At 4am this morning, after staring at the ceiling for an eternity (really 15 mins), I decided to get out of bed and do something.
I made myself a coffee, gave the cat an early breakfast, and then stood at the doorway of my sewing room with a heavy heavy heart.
And then I realised what I had to do, what I wanted to do.
Time to start chucking things out.
I started with my desk. And then moved onto the sewing table. I went through files and magazine racks and piles and piles of stuff. I couldn’t believe the things I was hanging onto. Stuff I should have thrown out years ago.
Clothes that will to be sent to women who need them. A cupboard that needs emptying. And maybe painting.
Scraps of paper from a fairy tale I wrote once, plastic eyes from invitations that took 3 months to make, Sydney Writers Festival Opening Address’, articles on writing, waaaaay too much shit.
And things from a life I’ve been clinging to, a life that was probably never mine, a path I was not meant to walk.
And it feels a little sad, throwing it all out, but mostly it just feels good.
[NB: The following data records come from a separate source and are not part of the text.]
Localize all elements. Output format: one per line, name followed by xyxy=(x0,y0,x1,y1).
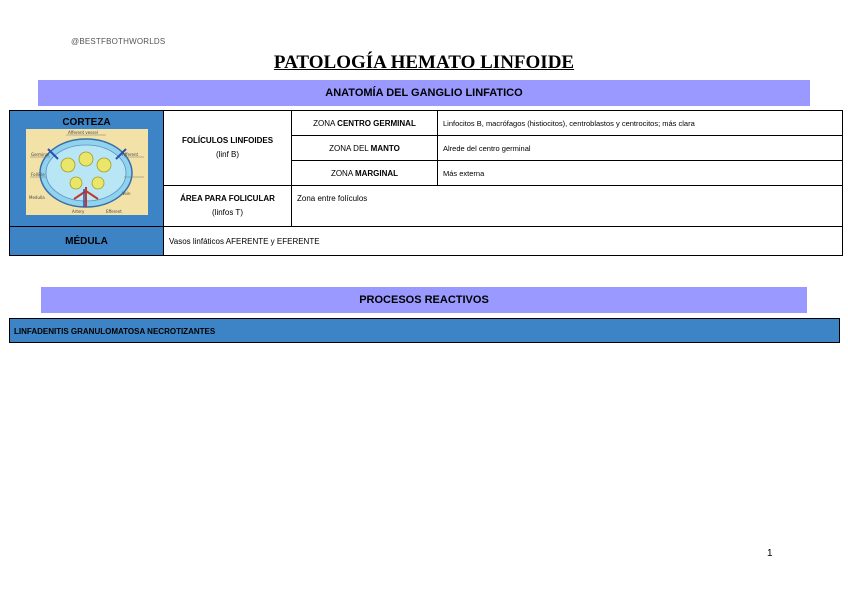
svg-text:Follicle: Follicle xyxy=(30,172,45,177)
anatomy-heading: ANATOMÍA DEL GANGLIO LINFATICO xyxy=(38,80,810,106)
zone-manto-desc: Alrede del centro germinal xyxy=(438,136,843,161)
svg-text:Afferent: Afferent xyxy=(121,152,138,157)
linfadenitis-row: LINFADENITIS GRANULOMATOSA NECROTIZANTES xyxy=(9,318,840,343)
foliculos-cell xyxy=(164,111,292,186)
zone-centro-germinal: ZONA CENTRO GERMINAL xyxy=(292,111,438,136)
parafolicular-label: ÁREA PARA FOLICULAR xyxy=(180,194,275,203)
zone-marginal-desc: Más externa xyxy=(438,161,843,186)
foliculos-sublabel: (linf B) xyxy=(215,150,240,159)
medula-label: MÉDULA xyxy=(10,227,164,256)
procesos-heading: PROCESOS REACTIVOS xyxy=(41,287,807,313)
svg-text:Artery: Artery xyxy=(71,209,84,214)
watermark: @BESTFBOTHWORLDS xyxy=(71,37,166,46)
parafolicular-cell xyxy=(164,186,292,227)
anatomy-table xyxy=(9,110,843,256)
parafolicular-sublabel: (linfos T) xyxy=(212,208,243,217)
zone-centro-germinal-desc: Linfocitos B, macrófagos (histiocitos), centroblastos y centrocitos; más clara xyxy=(438,111,843,136)
corteza-label: CORTEZA xyxy=(62,117,111,128)
foliculos-label: FOLÍCULOS LINFOIDES xyxy=(181,136,274,145)
svg-text:Afferent vessel: Afferent vessel xyxy=(67,130,98,135)
svg-text:Germinal: Germinal xyxy=(30,152,49,157)
svg-text:Vein: Vein xyxy=(121,191,131,196)
medula-desc: Vasos linfáticos AFERENTE y EFERENTE xyxy=(164,227,843,256)
page-title: PATOLOGÍA HEMATO LINFOIDE xyxy=(273,52,575,73)
corteza-cell xyxy=(10,111,164,227)
svg-text:Medulla: Medulla xyxy=(28,195,45,200)
parafolicular-desc: Zona entre folículos xyxy=(292,186,843,227)
zone-marginal: ZONA MARGINAL xyxy=(292,161,438,186)
lymph-node-diagram xyxy=(26,129,148,215)
page-number: 1 xyxy=(767,548,773,559)
svg-text:Efferent: Efferent xyxy=(105,209,122,214)
zone-manto: ZONA DEL MANTO xyxy=(292,136,438,161)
It’s been a process I’ve been going through for over two years now, and has not just been physical but emotional and spiritual as well. It’s been the worst time of my life, but it’s also been the best time of my life. As my beloved Kirsty sings “It’s sink or swim in these Titanic Days”.
If you are in a similar place, and life is more turbulent than you would like, take heart because you are not alone.
And I wish you courage and extraordinary days.